Current locations for polling include the Pines Community Center, Memorial School, Stony Hill Road School, and Soule Road School. Litchfield explained that that the town's lease at the Pines will run out in two years in which time a new location will have to be found and due to security restrictions the schools had to close on voting days. Superintendent of schools Paul Gagliarducci met with Litchfield and agreed that Minnechaug Regional High School could accommodate both parties.
"I really see it as a win-win situation for the 9,500 voters in town," Litchfield told the audience. "The state is going to reorganize the districts in 2011 and will shift voters into different precincts; this is a preemptive move on our part."

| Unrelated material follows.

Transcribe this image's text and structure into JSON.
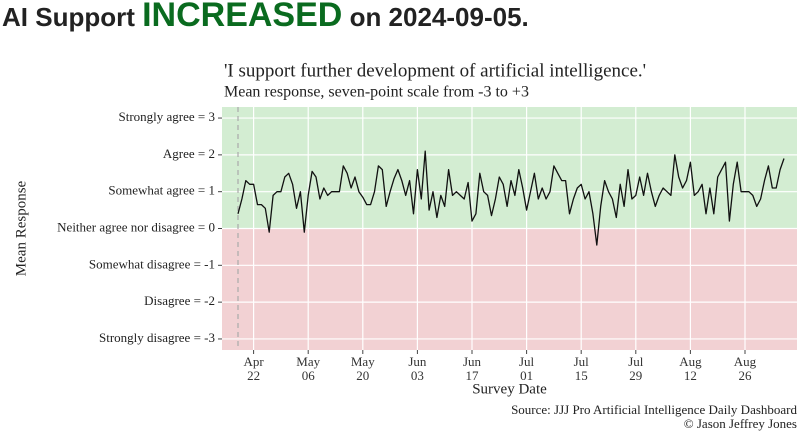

Town resident Barbara Ann Moss gave Litchfield a petition signed by 50 senior citizens who, "felt like their right to vote was being taken away."
Throughout the hearing, ,Litchfield assured the audience that no one was taking any voters rights away.
"We are doing the best we can to accommodate every voter in town," Litchfield explained. "The senior center has donated their van for the day to transport voters, there will be handicap accessible parking. This will make sure that the polling location will stay the same even when the precinct lines are changed."
At the Board of Selectmen meeting March 12, Town registrars Jack Shea, Rod Fountain, and Tom Mango met with the selectmen asking if there had been a decision.
"When I first learned about this it seemed like a good plan," Barry said. "Then I thought of a few issues that might be of concern."
Barry explained that voter disenfranchisement, a possible sewer project on Main St. and renovations to the high school will have to be considered before a resolution can be made.
"Whatever may happen with those projects, education will continue," Fountain said. "The flow of traffic from students will be greater than that of the voters."
Thompson said he wanted to clarify with the school committee on their decision to instate a two year probationary period on the polling location.
"If we put all our eggs in one basket now and we don't know what will come down the road we might be in an even less favorable position," Barry said.
The measure was not passed and the precinct locations will stay at their current space.